Propunha para a gente uma organização horizontal, onde não tinha chefes. Onde
ele, com toda a estatura de líder, abdicava do poder de decidir, nos deixava a
iniciativa”, diz Paz sobre a convivência com “Mariga”, ou “Preto”, após o
primeiro encontro em 1966, em uma caminhada por um Aterro do Flamengo ainda em
construção.
“Muita gente pergunta
se não foi um erro o Marighella ficar no Brasil, ao invés de sair para se
preservar. Eu respondo sempre assim: não sei se foi erro ou acerto. Agora, se o
Marighella sai do Brasil, ele não seria o Marighella. Porque exatamente a maior
qualidade dele era essa. Além de ser um estrategista, um teórico, um homem com
ideias na cabeça, ele vivia o que ele pregava; e mais, ia na frente. Ele não
pedia a ninguém para fazer um sacrifício que ele também não estivesse fazendo.

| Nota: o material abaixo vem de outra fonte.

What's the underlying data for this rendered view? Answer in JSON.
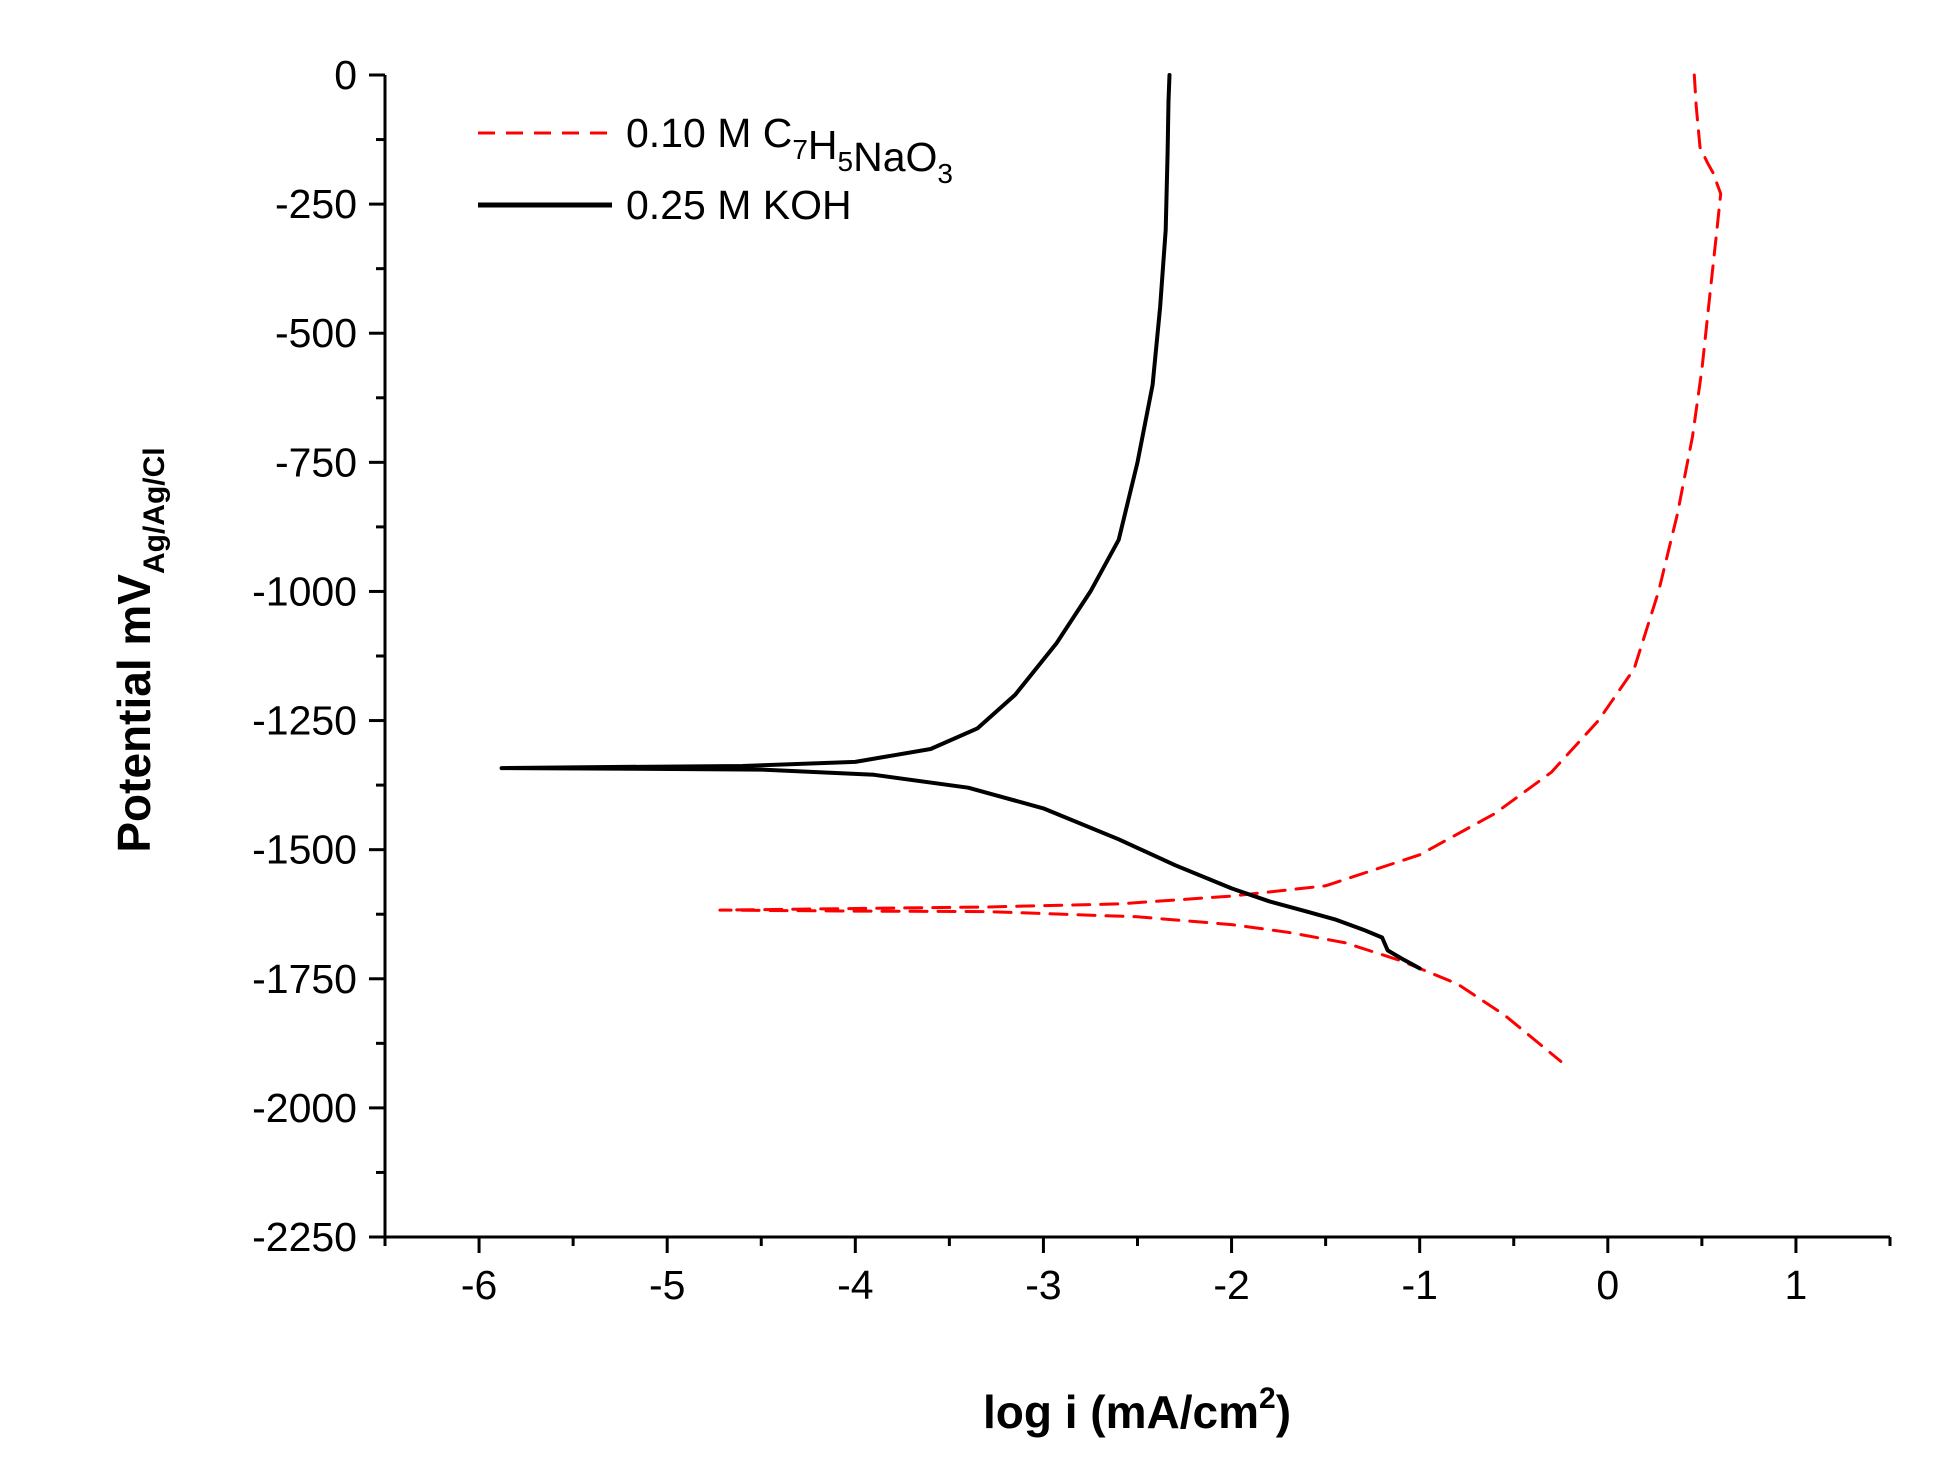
{
  "chart_data": {
    "type": "line",
    "title": "",
    "xlabel": "log i (mA/cm",
    "xlabel_sup": "2",
    "xlabel_close": ")",
    "ylabel": "Potential mV",
    "ylabel_sub": "Ag/Ag/Cl",
    "xlim": [
      -6.5,
      1.5
    ],
    "ylim": [
      -2250,
      0
    ],
    "x_ticks": [
      -6,
      -5,
      -4,
      -3,
      -2,
      -1,
      0,
      1
    ],
    "x_tick_labels": [
      "-6",
      "-5",
      "-4",
      "-3",
      "-2",
      "-1",
      "0",
      "1"
    ],
    "y_ticks": [
      0,
      -250,
      -500,
      -750,
      -1000,
      -1250,
      -1500,
      -1750,
      -2000,
      -2250
    ],
    "y_tick_labels": [
      "0",
      "-250",
      "-500",
      "-750",
      "-1000",
      "-1250",
      "-1500",
      "-1750",
      "-2000",
      "-2250"
    ],
    "grid": false,
    "legend_position": "top-left",
    "series": [
      {
        "name": "0.10 M C7H5NaO3",
        "label_parts": [
          {
            "t": "0.10 M C",
            "sub": false
          },
          {
            "t": "7",
            "sub": true
          },
          {
            "t": "H",
            "sub": false
          },
          {
            "t": "5",
            "sub": true
          },
          {
            "t": "NaO",
            "sub": false
          },
          {
            "t": "3",
            "sub": true
          }
        ],
        "color": "#ff0000",
        "dash": true,
        "x": [
          0.46,
          0.47,
          0.49,
          0.53,
          0.56,
          0.6,
          0.58,
          0.55,
          0.5,
          0.45,
          0.37,
          0.27,
          0.14,
          -0.05,
          -0.3,
          -0.6,
          -1.0,
          -1.5,
          -2.0,
          -2.6,
          -3.3,
          -4.0,
          -4.72,
          -4.0,
          -3.3,
          -2.5,
          -2.0,
          -1.7,
          -1.4,
          -1.1,
          -0.8,
          -0.55,
          -0.35,
          -0.25
        ],
        "y": [
          0,
          -60,
          -140,
          -170,
          -190,
          -230,
          -300,
          -400,
          -570,
          -700,
          -850,
          -1000,
          -1150,
          -1250,
          -1350,
          -1430,
          -1510,
          -1570,
          -1590,
          -1605,
          -1611,
          -1614,
          -1617,
          -1619,
          -1620,
          -1630,
          -1645,
          -1660,
          -1680,
          -1715,
          -1760,
          -1820,
          -1880,
          -1910
        ]
      },
      {
        "name": "0.25 M KOH",
        "label_parts": [
          {
            "t": "0.25 M KOH",
            "sub": false
          }
        ],
        "color": "#000000",
        "dash": false,
        "x": [
          -2.33,
          -2.335,
          -2.34,
          -2.35,
          -2.38,
          -2.42,
          -2.5,
          -2.6,
          -2.75,
          -2.93,
          -3.15,
          -3.35,
          -3.6,
          -4.0,
          -4.6,
          -5.3,
          -5.88,
          -5.3,
          -4.5,
          -3.9,
          -3.4,
          -3.0,
          -2.6,
          -2.3,
          -2.0,
          -1.8,
          -1.6,
          -1.45,
          -1.3,
          -1.2,
          -1.17,
          -1.1,
          -1.0
        ],
        "y": [
          0,
          -50,
          -150,
          -300,
          -450,
          -600,
          -750,
          -900,
          -1000,
          -1100,
          -1200,
          -1265,
          -1305,
          -1330,
          -1338,
          -1340,
          -1342,
          -1343,
          -1345,
          -1355,
          -1380,
          -1420,
          -1480,
          -1530,
          -1575,
          -1600,
          -1620,
          -1635,
          -1655,
          -1670,
          -1695,
          -1710,
          -1730
        ]
      }
    ]
  }
}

Marighella nunca me pediu um risco que ele também não estivesse correndo”,
afirma.
Atemporal
Sem riscos da chuva que caía lá fora, abrigados na elegante
livraria de Ipanema, muitos folheavam a obra que ao custo de R$ 57, pouco menos
de 10% do salário mínimo brasileiro, evidencia o quanto o país ainda está longe
da realidade sonhada pelo biografado. A maioria das opiniões era do
importantíssimo resgate histórico que a obra proporciona. Em rodas de conversa,
a evolução da ditadura para a democracia consolidada era lembrada, mas a troca
da solidariedade pelo individualismo questionada. Na impossibilidade da
comparação, a voz negra da Bahia falava mais alto.
“Tem algumas coisas da
atuação humana, pessoal, social e política de meu pai que eu acho que continuam
muito importantes. A gente precisa difundir valores, valores que sirvam como
referência para que a gente tenha orgulho de ser brasileiro e tenha vontade de
construir esse Brasil. Não é uma questão de ideologia, mas valores humanos. Meu
pai era patriota, era uma pessoa despojada, que amava o povo brasileiro. Era um
homem que trabalhava, que tinha coragem de enfrentar a luta por suas ideias. É
um homem que é efetivamente um exemplo. Marighella é uma pessoa com esta marca,
uma marca de um homem excepcional, de um homem que será sempre útil em qualquer
país, em qualquer geração”, disse Carlos Augusto Marighella.